Privacy Policy

Effective Date: April 9, 2026 Last Updated: April 9, 2026

This Privacy Policy describes how [LEGAL_ENTITY_NAME] ("we," "us," or "our") collects, uses, and shares information when you use the Meeting Cost Calculator at https://thatmeetingcost.com (the "Service").

1. Introduction

We built Meeting Cost Calculator to be a useful, privacy-respecting tool. The core calculator runs entirely in your browser — no data about your meeting participants, their salaries, or the meetings themselves is ever sent to our servers. This policy explains exactly what we do collect, why, and what your rights are.

By using the Service, you agree to the practices described in this Privacy Policy. If you do not agree, please discontinue use of the Service.

2. Information We Collect

2.1 Information You Provide

Account and billing information. If you subscribe to a paid plan (Pro or Team), we collect your email address and process payment through Stripe. We receive a Stripe customer ID and subscription details from Stripe but do not receive or store your full payment card number. AI email generation content. When you use the "Generate Email" feature, you may provide a meeting description or context. This text is sent to Anthropic's Claude API to generate a draft email. We do not persistently store the specific content of these requests beyond what is necessary to fulfill the request and enforce daily usage limits. Communications. If you contact us at hello@thatmeetingcost.com, we retain the content of that correspondence.

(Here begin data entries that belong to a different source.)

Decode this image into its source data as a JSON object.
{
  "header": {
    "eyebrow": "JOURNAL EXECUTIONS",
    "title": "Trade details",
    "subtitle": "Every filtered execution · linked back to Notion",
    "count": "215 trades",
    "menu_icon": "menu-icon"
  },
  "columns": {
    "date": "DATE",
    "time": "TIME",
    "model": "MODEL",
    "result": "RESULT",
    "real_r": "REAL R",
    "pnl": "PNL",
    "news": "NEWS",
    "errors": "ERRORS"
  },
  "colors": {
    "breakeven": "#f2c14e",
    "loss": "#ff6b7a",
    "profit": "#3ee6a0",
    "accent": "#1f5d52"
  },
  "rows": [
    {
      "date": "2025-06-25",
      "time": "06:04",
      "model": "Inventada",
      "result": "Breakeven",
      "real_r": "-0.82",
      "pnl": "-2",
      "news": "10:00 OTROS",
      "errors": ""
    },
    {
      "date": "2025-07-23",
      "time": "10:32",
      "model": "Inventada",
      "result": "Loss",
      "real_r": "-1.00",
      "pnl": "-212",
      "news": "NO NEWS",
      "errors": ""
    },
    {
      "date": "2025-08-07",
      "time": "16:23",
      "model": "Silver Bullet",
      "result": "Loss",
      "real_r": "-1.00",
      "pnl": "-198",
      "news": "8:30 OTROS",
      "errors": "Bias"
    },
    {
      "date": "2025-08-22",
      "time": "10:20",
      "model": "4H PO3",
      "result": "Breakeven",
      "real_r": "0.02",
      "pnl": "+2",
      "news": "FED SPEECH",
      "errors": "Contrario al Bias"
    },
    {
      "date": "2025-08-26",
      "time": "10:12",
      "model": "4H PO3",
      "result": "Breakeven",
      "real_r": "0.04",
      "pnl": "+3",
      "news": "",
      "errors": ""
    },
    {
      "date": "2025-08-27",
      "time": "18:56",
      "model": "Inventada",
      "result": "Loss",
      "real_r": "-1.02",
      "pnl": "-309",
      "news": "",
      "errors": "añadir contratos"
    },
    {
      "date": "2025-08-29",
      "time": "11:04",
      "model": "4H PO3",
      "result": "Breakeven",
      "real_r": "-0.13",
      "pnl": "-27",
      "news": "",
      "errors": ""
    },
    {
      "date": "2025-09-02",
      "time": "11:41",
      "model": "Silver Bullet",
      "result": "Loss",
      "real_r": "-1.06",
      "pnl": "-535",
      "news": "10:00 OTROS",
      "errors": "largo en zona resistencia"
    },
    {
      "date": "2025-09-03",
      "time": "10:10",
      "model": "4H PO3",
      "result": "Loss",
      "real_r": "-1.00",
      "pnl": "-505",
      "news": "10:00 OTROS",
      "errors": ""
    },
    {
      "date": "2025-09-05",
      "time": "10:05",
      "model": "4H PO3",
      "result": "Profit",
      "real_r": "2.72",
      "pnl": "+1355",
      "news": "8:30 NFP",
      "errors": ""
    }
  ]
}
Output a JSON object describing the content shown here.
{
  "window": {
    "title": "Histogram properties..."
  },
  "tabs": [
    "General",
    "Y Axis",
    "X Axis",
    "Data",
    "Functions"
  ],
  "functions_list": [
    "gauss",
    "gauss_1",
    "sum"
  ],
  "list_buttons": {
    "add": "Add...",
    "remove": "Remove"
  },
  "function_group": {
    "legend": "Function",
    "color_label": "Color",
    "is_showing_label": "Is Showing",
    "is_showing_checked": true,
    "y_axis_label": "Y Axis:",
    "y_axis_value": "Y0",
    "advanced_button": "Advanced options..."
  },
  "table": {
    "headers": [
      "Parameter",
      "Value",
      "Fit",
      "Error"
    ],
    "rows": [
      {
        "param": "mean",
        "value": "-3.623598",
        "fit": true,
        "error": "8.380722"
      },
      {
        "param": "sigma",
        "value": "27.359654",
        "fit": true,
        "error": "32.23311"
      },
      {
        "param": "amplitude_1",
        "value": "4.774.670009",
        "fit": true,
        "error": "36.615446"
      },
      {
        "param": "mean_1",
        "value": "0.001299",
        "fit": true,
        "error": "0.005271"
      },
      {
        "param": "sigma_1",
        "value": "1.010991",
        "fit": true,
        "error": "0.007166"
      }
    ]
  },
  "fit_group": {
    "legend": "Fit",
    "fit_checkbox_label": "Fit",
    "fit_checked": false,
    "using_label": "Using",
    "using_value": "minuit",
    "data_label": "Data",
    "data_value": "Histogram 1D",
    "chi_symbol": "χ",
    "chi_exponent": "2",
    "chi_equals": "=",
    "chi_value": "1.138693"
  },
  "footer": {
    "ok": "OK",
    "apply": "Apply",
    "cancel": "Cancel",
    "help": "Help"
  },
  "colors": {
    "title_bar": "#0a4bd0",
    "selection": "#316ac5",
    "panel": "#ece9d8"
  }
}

2.2 Information Collected Automatically

Usage data. We track aggregate daily usage counts per account to enforce free-tier limits (3 AI email drafts per day). This is tied to your account identifier if you are logged in, or to a server-side session if you are not. Server logs. Our backend API server (hosted on a home server in the United States via Cloudflare Tunnel) receives standard HTTP request logs, including IP addresses, request timestamps, and request paths. These logs are used for security monitoring and debugging and are not used for advertising. Browser storage. The Service uses `localStorage` (not cookies) to remember first-visit state and your in-browser preferences (such as whether you have dismissed an informational banner). This data is stored only in your browser and is never transmitted to our servers.

2.3 Information from Third Parties

Stripe. When you complete a purchase, Stripe processes your payment and provides us with a customer ID, subscription ID, subscription period end date, and subscription status. Stripe's own Privacy Policy governs Stripe's handling of your payment data. Anthropic. When you generate an AI email draft, the text you provide is sent to Anthropic's API. Anthropic's Privacy Policy governs their handling of that data. We do not sell or share your content with Anthropic beyond what is needed to provide the feature.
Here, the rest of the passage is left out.